Veteran Film Critic Todd McCarthy Axed By Variety

In what’s been deemed a cost-cutting measure, three-decade veteran Todd McCarthy has been axed by Variety, the latest in a series of critic cappings that recall not so much an industry struggling to find its way in the era of New Media, but a mob movie montage of calculated extinguishings. The reaction from the critical community has been fairly harsh, if somewhat predictable, with Kim Voynar and others lashing out at the myopia of Variety‘s decision, not entirely without reason.

Still, can anyone legitimately claim this a surprise? It’s shocking merely in the way that the culmination of a grand, unsettling event is shocking — like a breakaway dunk in a big basketball upset. It’s an undisputed fact that arts journalism is a devalued brand, and criticism especially so.

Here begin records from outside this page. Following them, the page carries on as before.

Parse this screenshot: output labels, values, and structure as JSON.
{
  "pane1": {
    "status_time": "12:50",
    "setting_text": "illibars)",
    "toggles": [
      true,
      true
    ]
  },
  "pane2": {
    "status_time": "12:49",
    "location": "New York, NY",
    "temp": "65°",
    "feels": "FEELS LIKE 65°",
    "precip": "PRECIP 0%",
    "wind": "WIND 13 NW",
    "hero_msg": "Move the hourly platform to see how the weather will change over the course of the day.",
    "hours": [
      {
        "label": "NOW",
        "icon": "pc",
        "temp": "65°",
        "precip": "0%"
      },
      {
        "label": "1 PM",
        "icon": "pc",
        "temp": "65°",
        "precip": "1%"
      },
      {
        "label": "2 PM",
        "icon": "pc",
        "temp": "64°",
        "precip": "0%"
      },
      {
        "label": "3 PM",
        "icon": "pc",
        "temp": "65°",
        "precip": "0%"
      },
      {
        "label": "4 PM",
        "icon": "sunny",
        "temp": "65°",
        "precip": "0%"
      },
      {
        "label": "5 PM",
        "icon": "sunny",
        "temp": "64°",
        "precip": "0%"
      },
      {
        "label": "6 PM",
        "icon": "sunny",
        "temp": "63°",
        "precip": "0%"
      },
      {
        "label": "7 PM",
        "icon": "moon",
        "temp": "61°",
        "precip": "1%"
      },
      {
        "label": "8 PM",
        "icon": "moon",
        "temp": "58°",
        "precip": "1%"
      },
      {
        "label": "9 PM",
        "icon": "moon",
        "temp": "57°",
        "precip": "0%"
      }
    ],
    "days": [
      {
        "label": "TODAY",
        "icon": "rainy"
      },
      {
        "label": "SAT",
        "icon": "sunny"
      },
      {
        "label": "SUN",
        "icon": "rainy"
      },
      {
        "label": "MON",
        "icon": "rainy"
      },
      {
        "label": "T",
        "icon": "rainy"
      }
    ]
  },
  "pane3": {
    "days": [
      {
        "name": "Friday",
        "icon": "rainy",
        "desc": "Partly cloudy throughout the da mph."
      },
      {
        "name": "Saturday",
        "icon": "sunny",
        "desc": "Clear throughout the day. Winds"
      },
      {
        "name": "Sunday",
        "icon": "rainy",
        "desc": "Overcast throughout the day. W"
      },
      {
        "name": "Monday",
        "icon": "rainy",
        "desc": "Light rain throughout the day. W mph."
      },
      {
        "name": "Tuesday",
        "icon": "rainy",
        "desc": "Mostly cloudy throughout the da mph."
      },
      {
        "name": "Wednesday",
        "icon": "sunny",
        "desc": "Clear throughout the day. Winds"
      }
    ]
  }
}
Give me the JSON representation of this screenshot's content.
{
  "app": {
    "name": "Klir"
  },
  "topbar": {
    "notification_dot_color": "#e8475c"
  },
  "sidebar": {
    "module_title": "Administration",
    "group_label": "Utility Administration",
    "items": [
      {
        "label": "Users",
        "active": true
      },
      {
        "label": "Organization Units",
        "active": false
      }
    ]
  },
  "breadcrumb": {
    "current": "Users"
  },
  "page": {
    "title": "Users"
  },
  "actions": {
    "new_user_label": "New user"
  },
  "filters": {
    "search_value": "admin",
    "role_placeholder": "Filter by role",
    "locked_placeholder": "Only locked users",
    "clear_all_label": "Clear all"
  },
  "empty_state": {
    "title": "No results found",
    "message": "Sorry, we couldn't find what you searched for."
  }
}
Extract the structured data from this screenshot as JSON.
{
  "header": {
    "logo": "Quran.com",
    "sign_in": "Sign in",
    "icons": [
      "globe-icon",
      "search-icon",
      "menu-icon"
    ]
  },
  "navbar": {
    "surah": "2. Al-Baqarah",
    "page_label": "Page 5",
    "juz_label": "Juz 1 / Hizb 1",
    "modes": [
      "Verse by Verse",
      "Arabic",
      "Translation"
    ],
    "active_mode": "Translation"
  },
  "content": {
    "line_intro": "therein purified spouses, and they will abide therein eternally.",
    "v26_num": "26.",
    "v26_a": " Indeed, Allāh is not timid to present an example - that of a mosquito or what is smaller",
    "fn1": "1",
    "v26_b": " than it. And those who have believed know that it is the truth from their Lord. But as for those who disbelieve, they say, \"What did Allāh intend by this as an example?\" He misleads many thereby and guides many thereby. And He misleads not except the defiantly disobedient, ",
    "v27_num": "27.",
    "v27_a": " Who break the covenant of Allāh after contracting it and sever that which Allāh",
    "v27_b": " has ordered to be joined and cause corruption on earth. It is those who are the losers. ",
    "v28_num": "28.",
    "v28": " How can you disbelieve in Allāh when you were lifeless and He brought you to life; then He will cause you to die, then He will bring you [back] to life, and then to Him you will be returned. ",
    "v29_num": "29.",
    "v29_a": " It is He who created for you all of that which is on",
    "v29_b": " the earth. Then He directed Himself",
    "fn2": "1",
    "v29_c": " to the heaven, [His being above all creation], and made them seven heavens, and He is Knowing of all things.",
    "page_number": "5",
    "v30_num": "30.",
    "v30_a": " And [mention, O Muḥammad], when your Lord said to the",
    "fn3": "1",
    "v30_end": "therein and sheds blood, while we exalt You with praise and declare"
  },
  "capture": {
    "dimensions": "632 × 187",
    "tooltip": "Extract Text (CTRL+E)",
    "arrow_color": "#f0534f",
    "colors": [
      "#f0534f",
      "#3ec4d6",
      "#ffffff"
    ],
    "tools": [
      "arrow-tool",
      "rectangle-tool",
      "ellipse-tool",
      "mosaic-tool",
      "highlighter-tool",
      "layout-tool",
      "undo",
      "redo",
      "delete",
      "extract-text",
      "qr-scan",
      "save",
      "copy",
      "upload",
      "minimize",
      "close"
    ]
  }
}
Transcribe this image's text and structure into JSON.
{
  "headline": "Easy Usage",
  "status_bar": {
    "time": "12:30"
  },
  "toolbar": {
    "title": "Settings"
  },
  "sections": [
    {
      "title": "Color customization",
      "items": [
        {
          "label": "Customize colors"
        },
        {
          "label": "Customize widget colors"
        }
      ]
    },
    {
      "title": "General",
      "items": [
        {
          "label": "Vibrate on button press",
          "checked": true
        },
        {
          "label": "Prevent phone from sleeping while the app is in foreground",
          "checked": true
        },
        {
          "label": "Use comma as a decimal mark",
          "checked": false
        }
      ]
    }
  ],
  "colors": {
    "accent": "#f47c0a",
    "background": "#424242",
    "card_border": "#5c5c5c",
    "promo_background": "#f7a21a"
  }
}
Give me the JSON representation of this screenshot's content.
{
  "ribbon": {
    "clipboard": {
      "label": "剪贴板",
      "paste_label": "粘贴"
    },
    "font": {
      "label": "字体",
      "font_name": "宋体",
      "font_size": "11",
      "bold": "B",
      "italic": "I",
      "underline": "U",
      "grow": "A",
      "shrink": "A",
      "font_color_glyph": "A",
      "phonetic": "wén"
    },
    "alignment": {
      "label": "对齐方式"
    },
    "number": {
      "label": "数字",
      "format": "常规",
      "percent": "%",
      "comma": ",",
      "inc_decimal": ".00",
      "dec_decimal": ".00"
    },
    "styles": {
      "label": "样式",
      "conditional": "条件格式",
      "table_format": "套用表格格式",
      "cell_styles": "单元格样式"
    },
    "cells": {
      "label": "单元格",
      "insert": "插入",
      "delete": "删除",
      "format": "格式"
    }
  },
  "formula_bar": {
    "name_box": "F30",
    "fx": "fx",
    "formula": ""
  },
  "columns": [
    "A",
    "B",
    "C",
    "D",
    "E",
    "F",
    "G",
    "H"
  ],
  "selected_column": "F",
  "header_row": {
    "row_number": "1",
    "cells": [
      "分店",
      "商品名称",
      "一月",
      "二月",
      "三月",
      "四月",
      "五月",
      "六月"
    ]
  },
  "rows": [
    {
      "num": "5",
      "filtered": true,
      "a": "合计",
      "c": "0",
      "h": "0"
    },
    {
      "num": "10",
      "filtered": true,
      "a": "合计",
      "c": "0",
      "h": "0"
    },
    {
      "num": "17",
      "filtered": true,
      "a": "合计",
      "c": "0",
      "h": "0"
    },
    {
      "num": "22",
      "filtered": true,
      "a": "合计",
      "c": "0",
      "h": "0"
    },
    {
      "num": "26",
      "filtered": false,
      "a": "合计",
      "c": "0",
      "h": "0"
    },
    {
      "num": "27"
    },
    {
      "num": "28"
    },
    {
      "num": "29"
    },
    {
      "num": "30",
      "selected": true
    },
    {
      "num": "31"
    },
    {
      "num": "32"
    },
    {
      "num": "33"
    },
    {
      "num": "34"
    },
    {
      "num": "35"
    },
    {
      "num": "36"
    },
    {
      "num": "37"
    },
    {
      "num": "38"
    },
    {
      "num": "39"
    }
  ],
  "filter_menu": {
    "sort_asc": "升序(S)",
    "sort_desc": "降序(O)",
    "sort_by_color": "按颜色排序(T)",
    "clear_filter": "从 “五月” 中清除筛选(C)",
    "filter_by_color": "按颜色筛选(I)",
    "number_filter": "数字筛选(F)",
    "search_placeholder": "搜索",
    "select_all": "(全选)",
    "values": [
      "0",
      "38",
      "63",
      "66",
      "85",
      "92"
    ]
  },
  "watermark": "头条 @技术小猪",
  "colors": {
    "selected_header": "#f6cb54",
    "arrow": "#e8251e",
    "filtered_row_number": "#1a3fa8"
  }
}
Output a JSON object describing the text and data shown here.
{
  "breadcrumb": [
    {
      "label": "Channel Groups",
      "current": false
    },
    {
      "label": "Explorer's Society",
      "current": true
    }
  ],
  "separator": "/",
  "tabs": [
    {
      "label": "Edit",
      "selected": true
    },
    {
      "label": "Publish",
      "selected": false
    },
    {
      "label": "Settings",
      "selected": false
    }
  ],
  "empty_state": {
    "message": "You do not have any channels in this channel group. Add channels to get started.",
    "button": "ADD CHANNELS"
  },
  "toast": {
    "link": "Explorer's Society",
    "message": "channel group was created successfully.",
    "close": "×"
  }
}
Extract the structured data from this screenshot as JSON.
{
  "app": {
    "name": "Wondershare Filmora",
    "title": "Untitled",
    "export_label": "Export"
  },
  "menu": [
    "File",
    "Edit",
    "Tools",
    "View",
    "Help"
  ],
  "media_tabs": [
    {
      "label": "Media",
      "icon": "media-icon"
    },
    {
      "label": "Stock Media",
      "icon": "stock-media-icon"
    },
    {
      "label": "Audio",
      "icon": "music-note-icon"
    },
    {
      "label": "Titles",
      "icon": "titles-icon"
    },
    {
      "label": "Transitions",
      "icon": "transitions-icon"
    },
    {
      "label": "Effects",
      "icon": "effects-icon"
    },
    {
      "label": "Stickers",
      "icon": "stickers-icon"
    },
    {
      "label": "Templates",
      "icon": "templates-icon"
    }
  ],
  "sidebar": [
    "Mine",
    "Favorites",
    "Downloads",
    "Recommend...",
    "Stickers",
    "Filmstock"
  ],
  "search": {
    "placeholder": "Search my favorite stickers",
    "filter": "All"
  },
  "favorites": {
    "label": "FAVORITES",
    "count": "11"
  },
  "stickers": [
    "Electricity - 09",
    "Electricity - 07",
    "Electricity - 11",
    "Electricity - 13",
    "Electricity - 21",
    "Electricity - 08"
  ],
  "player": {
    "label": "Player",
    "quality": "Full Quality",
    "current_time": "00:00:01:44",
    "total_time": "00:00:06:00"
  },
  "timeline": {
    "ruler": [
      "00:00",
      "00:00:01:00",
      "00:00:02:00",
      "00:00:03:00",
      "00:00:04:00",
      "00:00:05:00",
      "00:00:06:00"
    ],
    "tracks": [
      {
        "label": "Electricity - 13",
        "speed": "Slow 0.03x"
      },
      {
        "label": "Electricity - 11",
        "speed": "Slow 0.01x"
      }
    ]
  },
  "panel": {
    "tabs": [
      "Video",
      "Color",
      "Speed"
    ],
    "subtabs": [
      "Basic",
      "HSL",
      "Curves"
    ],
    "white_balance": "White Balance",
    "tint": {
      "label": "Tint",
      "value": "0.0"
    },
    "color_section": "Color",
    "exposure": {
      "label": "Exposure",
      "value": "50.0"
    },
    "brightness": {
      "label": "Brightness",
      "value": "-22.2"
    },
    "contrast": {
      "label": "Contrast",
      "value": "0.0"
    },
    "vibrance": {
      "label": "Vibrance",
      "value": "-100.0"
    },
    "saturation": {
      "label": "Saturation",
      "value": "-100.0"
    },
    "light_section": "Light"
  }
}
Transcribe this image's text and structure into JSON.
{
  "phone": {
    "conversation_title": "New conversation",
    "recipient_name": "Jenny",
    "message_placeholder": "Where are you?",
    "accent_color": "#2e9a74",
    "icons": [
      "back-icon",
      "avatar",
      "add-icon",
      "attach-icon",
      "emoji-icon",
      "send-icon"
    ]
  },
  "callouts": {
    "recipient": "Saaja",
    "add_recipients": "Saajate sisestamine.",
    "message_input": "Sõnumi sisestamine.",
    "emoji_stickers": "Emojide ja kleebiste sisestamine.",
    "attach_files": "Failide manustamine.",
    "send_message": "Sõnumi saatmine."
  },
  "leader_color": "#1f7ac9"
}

So Variety played the short money game, because previous cutbacks haven’t worked, and other bold strokes (executive bloodletting, a divestment of office space, and salary rollback) apparently weren’t on the table.

The harsh, bleed-like-me reality, though, is that McCarthy’s salary package was likely worth more than what nine out of 10 film critics make. And for those of a younger generation, film criticism seems to be trending toward a state of perpetual scramble, in which free agent-writers term-contract their services and trade on reputation and demi-celebrity, however dubious a distinction that is. It sucks, because it involves massive amounts of work that isn’t about the work. And yet someone sketch me a plausible macro-alternative.